In this article, we’ll walk through a Graph PowerShell script that queries the audit logs to retrieve all "Enable account" actions in your tenant and lists the relevant details.
The Script
# Connect to Microsoft Graph with required scopes
Connect-MgGraph -Scopes "AuditLog.Read.All", "User.Read.All"
# Set the time window (last 30 days max for audit logs)
$startDate = (Get-Date).AddDays(-30).ToString("yyyy-MM-ddTHH:mm:ssZ")

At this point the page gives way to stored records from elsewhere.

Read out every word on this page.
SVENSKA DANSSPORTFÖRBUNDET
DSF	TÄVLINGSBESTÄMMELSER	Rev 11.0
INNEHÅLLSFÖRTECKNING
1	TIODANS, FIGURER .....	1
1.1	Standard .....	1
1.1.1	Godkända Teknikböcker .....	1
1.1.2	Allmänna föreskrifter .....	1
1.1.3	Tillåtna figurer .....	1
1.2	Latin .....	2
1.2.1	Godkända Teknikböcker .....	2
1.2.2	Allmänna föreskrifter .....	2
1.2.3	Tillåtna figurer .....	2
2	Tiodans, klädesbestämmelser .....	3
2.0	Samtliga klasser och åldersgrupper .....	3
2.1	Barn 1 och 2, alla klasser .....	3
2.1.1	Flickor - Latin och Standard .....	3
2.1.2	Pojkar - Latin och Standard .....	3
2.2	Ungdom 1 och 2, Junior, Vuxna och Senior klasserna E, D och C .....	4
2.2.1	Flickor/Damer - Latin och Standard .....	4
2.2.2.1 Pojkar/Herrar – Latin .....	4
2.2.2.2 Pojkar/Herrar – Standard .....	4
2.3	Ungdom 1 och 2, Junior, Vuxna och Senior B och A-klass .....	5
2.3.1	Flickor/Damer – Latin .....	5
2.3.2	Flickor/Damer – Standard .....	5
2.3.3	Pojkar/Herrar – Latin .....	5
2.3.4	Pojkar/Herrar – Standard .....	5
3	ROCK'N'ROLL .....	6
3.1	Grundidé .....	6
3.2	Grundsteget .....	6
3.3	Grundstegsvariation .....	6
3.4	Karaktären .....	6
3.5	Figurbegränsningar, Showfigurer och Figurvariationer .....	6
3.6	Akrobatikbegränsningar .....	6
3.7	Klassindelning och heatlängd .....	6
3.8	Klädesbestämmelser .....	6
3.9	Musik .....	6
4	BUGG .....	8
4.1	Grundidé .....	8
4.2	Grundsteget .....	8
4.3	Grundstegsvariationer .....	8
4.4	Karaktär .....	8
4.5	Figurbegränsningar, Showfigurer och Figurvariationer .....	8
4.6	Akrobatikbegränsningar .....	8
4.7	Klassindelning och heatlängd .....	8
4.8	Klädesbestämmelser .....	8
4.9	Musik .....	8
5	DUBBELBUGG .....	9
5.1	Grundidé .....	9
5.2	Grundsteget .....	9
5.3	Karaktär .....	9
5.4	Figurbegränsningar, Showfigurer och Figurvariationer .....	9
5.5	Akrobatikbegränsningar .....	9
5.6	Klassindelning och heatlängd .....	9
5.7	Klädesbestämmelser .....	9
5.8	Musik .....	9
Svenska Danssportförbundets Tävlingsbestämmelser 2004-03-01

# Fetch audit logs for 'Enable account' actions under 'UserManagement' category
$enabledUsers = Get-MgAuditLogDirectoryAudit -Filter "activityDisplayName eq 'Enable account' and category eq 'UserManagement' and activityDateTime ge $startDate" -All
# Format and display results
$results = foreach ($log in $enabledUsers) {
[PSCustomObject]@{
"Enabled Time" = ($log.ActivityDateTime).ToLocalTime()
"Enabled User (UPN)" = $log.TargetResources[0].UserPrincipalName
"Enabled By (UPN)" = $log.InitiatedBy.User.UserPrincipalName
"Result" = if ($log.Result -eq "success") { "Success" } else { "Failure" }
}
}
# Display the output in table format
$results | Format-Table -AutoSize
How the Script Works
This script makes use of Microsoft Graph PowerShell to retrieve audit logs for specific actions:
- Connects to Microsoft Graph using the required scopes:
- AuditLog.Read.All
- User.Read.All
- Defines a time window of 30 days (maximum allowed for audit log retention via Graph API).
- Queries directoryAudit logs using the filter:
- activityDisplayName eq 'Enable account'
- category eq 'UserManagement'
- Extracts key details from each log:
- ActivityDateTime: When the account was enabled.
- TargetResources[0].UserPrincipalName: The user who was enabled.
- InitiatedBy.User.UserPrincipalName: The admin who performed the action.
- Result: Whether the action was successful or failed.
- Displays the data neatly using Format-Table.
Further Enhancements
Here are a few ideas to extend the script for broader auditing/reporting:
- Export to CSV Export results to a CSV file for documentation or audit trail:
$results | Export-Csv -Path "EnabledUsersReport.csv" -NoTypeInformation$results | Where-Object { $_."Enabled By (UPN)" -like "*admin.contoso.com" }Use Cases
- Compliance Auditing: Maintain a record of who enabled which accounts and when.
- Security Investigations:Check for unauthorized or unexpected re-enablement of user accounts.
- User Lifecycle Monitoring: Understand patterns around account management and reactivation.
- Change Management: Document administrative actions for change tracking.
Possible Errors & Solutions
| Error | Cause | Solution |
| Access Denied | Insufficient Graph API permissions | Ensure the account has AuditLog.Read.All and User.Read.All. |
| No Results Returned | No 'Enable account' actions in the past 30 days | Adjust the date filter or confirm recent activity. |
| TargetResources[0] is null | Missing expected fields in log | Add null checks or use DisplayName as a fallback. |
| Connect-MgGraph not recognized | Microsoft Graph module not installed | Install the module using Install-Module Microsoft.Graph -Scope CurrentUser |
Conclusion
Tracking when and by whom user accounts are enabled is vital for maintaining operational integrity and security in Microsoft 365. With this simple yet powerful Graph PowerShell script, you can gain full visibility into "Enable account" actions across your tenant.
Whether you need it for compliance reporting, operational monitoring, or forensic investigation, this script provides a solid foundation you can customize and build upon.